Even if you pretend the 100% avoid ring or the 0-damage unit does not exist, there is still a fundamental flaw: the player grows on a compound-interest curve, while enemies grow on a simple linear curve tied to growth rates.

I think the simple answer is that FE is not a game purely about pitting numbers against numbers. I find it interesting that you’re using Engage as your primary example for games where the player mercilessly outstrips enemy progress, when one of the most notable things about Engage is that on Maddening difficulty, enemies outstat you so consistently that by endgame you’re almost entirely relying on tools in your arsenal rather than numbers on your units. The additive scaling actually outstrips the player scaling, and requires solutions that get around those numbers rather than brute forcing them. A lot of people complain about Engage lategame, but I actually really enjoyed it for this reason, since it meant the game still had bite right up to the very end of the game where most FE games fall apart at a certain point.

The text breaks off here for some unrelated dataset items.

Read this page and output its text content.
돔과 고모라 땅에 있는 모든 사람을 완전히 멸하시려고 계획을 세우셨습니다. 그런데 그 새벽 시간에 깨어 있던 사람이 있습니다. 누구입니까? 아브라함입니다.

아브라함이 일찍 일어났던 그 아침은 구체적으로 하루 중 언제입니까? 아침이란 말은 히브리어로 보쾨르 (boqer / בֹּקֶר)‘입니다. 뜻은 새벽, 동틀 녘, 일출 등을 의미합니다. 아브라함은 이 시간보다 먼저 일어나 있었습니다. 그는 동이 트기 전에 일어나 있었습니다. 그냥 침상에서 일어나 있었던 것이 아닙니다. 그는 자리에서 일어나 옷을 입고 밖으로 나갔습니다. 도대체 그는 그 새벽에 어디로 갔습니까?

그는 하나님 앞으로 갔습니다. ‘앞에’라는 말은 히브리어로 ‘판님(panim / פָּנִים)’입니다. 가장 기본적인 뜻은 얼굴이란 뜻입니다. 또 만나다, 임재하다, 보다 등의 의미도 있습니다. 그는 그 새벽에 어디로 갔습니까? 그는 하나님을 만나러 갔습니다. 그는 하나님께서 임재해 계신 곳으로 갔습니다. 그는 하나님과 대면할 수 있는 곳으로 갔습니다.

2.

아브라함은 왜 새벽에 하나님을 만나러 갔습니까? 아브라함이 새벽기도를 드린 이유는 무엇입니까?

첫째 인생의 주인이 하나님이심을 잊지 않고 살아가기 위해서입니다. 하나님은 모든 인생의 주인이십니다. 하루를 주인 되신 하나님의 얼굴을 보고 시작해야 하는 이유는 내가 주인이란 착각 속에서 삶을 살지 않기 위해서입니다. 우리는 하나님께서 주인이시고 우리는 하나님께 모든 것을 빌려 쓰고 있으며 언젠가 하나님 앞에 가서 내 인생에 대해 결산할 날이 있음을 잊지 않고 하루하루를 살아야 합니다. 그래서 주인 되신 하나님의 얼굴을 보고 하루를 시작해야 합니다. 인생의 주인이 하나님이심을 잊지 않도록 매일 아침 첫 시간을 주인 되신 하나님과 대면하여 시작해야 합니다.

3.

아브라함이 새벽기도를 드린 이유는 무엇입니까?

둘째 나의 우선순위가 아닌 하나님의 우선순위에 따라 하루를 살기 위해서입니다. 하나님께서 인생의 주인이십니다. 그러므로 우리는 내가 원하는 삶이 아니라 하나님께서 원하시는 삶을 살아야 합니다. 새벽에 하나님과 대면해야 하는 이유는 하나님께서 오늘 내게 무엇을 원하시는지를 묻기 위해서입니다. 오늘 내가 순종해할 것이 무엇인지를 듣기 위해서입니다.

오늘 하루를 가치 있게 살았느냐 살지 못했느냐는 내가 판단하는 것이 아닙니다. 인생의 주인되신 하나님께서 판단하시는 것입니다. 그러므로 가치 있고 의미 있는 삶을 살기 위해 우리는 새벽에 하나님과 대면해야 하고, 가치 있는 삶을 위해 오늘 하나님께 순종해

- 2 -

If you want to design a lategame to challenge players, you don’t need to algorithmically perfect the numbers based on a, bluntly, arbitrary definition of perfection. You just need to create challenges for the player that they can’t solve by reaching some kind of obscene stat benchmark. Being able to avoid stack / defense stack to extreme levels in Engage actually very rarely matters in my experience on Maddening, and I think calling it a band-aid fix that enemies ignore you if they can’t hurt you ignores the obvious tactical consideration that comes into play there. Reaching arbitrarily high avoid has a specific purpose now, which is allowing your unit to spend that turn being ignored by the enemies. None of the maps are solved by this 0 hit strategy, so spending a massive amount of effort fixing it is just simply not important compared to creating maps intended to challenge a player with a fully built team of units.

6 Likes

If you really want to make a good game, play Tactical Breach Wizards and do everything it did except making the story bad.

cyrus upon sending out his weavile

2 Likes

i knew this one person who’d do this in the discord vc and it stressed me the fuck out. id be like “why are you doing that” people would be like “oh shes practicing” practicing for what??